Appointing an Emotional Bankruptcy Attorney
An enduring power of attorney is a legal authority to act on another person’s behalf in financial and legal matters that may continue in force even after that individual’s death. It can be in the form of a DBA or a Limited Liability Company. Still, the document aims to empower an appointed agent to deal with the person’s estate areas for which they have no direct experience. Although appointing an agent is the most common use of this kind of document, there are other uses. It can be used as a will, as a gift of power, or to execute some transaction or agreement. In this article, we’ll take a look at all three.
If you want to make decisions about your estate or your finances without consulting a lawyer first, you need to appoint someone to make decisions in your name. This is known as an enduring power of attorney – it’s like a license to do what you want in your life without consulting a lawyer first. To establish this, you’ll need to make a will. You don’t have to make the will yourself (you might prefer to leave it in the hands of an elder law practitioner), but it’s worth doing, as this will give you the power and control you need in these matters.
The following example is when you appoint a close family member as a “personal representative” of your financial affairs. If you don’t already have this power, then either you or your family member must have the necessary mental capacity to make financial decisions on your behalf. Mental capacity means thinking and reasoning correctly on your own and in terms of your finances. You could hire an accountant to help you decide, but it isn’t necessary. Remember, a power of attorney doesn’t give you the right to hand over all your finances to some family member – you have to remember that it’s your money that’s at stake here, and you shouldn’t do anything which could jeopardise that. Your spouse, parents or any other close family member can be appointed as your representative if they have the necessary mental capacity to make financial decisions on your behalf. If they are willing to accept that they will be held legally responsible should something go wrong?
Once again, it’s important to remember that you have to appoint a person you trust implicitly to handle your affairs. Otherwise, you may not be able to protect yourself. So don’t just appoint anyone you like; make sure that they have the necessary mental capacity to do the job correctly. Ask for references from people you can talk to about the kind of attorney you want to hire. They will probably be able to tell you more about their competence.
If you want to appoint someone you already know as your lawyer, you can ask them to be your enduring power of attorney. If your attorney doesn’t agree to this, you can appoint another lawyer of the same family member for the purpose.
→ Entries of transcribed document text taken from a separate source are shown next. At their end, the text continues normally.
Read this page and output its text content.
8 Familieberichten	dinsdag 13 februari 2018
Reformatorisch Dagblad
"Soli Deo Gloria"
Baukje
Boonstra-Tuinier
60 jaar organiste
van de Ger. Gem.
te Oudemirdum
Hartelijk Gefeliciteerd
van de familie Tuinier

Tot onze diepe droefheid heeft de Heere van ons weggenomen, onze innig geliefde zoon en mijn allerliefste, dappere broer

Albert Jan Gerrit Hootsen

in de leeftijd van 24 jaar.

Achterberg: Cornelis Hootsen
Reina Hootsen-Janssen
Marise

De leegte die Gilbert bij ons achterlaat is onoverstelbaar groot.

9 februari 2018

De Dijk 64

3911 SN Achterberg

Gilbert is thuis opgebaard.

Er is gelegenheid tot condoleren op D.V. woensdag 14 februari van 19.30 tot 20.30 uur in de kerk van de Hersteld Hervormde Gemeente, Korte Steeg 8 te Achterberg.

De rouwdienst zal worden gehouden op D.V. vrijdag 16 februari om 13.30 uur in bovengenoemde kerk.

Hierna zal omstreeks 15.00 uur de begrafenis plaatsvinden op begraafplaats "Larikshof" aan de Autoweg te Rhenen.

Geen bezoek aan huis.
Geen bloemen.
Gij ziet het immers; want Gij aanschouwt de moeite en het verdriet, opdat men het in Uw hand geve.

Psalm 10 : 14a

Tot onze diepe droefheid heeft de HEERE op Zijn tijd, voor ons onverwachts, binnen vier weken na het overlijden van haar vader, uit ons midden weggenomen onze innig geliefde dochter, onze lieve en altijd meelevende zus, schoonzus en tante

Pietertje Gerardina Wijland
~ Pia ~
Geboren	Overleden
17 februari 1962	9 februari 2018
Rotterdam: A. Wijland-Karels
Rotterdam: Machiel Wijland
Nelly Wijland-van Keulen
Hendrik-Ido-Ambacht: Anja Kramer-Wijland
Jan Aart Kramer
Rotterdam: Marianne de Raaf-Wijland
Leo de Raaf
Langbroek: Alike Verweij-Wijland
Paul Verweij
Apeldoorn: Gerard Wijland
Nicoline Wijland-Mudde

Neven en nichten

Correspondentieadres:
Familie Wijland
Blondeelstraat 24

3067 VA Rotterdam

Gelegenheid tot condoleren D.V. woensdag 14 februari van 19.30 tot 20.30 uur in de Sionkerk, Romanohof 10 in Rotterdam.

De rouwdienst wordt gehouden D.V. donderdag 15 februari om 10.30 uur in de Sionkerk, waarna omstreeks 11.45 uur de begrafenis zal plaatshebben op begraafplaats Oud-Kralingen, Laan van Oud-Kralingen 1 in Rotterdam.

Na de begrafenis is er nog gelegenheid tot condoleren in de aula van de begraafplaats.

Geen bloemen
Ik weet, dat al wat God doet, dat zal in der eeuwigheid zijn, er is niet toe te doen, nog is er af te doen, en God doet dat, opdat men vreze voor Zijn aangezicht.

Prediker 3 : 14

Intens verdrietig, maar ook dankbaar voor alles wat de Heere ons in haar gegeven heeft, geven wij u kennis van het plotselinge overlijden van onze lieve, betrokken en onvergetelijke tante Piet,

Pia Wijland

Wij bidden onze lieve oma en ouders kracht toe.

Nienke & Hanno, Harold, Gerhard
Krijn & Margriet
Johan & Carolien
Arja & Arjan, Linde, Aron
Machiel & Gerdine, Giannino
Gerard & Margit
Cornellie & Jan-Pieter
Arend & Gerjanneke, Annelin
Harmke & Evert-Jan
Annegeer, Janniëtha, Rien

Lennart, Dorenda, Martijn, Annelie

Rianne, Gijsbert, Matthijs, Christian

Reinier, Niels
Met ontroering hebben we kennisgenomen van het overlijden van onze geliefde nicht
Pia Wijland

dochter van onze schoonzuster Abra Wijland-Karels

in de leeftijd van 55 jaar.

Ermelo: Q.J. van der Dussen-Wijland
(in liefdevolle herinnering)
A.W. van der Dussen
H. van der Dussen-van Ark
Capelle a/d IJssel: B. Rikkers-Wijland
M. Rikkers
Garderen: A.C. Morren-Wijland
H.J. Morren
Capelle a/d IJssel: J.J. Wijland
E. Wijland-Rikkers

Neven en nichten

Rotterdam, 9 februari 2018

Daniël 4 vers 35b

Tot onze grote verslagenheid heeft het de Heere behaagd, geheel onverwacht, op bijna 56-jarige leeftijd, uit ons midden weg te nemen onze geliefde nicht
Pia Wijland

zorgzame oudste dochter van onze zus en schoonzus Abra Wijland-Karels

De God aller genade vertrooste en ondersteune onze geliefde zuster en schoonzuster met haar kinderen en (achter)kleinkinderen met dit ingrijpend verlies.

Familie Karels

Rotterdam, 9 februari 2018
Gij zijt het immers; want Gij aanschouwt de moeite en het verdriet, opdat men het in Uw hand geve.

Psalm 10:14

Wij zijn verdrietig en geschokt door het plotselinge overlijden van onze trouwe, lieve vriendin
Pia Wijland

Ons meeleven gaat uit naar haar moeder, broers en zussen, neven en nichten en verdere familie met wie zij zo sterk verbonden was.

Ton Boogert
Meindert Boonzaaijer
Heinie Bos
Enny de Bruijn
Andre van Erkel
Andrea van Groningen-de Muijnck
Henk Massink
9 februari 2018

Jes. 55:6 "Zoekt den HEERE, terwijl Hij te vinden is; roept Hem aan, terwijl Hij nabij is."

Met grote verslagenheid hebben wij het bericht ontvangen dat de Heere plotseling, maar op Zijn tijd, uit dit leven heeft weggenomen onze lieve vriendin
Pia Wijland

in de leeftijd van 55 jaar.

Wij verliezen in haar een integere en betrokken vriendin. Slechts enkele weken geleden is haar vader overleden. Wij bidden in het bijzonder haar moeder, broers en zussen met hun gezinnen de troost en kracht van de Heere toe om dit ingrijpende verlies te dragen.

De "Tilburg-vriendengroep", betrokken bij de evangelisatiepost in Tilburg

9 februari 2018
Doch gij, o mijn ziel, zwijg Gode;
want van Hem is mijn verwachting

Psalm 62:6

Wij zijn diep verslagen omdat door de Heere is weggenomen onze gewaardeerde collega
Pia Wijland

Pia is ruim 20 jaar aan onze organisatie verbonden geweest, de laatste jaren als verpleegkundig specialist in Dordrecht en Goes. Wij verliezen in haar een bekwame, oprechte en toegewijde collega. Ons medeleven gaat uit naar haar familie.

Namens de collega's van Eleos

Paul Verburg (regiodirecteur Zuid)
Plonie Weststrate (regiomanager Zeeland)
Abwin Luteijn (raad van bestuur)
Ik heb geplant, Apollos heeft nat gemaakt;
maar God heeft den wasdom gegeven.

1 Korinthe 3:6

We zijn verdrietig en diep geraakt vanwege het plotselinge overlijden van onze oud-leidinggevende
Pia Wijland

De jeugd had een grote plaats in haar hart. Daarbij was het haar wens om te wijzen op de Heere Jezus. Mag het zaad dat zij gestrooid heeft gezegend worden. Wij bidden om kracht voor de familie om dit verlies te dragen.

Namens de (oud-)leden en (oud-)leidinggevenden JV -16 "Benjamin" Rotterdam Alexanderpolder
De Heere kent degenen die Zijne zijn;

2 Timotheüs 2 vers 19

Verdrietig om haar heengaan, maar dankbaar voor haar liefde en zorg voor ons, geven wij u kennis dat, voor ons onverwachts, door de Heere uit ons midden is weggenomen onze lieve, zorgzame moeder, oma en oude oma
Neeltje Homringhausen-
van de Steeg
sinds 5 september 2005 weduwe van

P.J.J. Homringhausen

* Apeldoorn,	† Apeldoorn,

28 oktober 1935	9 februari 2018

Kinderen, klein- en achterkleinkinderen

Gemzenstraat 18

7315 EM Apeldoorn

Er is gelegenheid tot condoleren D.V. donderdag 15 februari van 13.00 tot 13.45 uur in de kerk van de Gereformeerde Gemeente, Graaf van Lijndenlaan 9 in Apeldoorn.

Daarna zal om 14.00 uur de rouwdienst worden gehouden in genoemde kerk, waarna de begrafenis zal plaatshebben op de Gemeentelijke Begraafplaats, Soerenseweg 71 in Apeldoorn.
But if your family member is refusing to become a trustee, then you might have to get a new lawyer. You can’t appoint just anybody, after all. They should at least have a JD degree from an American Bar Association accredited law school and practice law for five years. The law student would also have completed a four-year degree.
Trusting somebody to handle your affairs and your financial affairs doesn’t necessarily mean that you will always be comfortable with your decisions. It’s a matter of choice, and your attorney should be allowed to make those choices in consultation with you. That way, you can feel more at ease with them. After all, they are there to help you out of a bad situation. With their assistance, you can avoid severe problems in the future.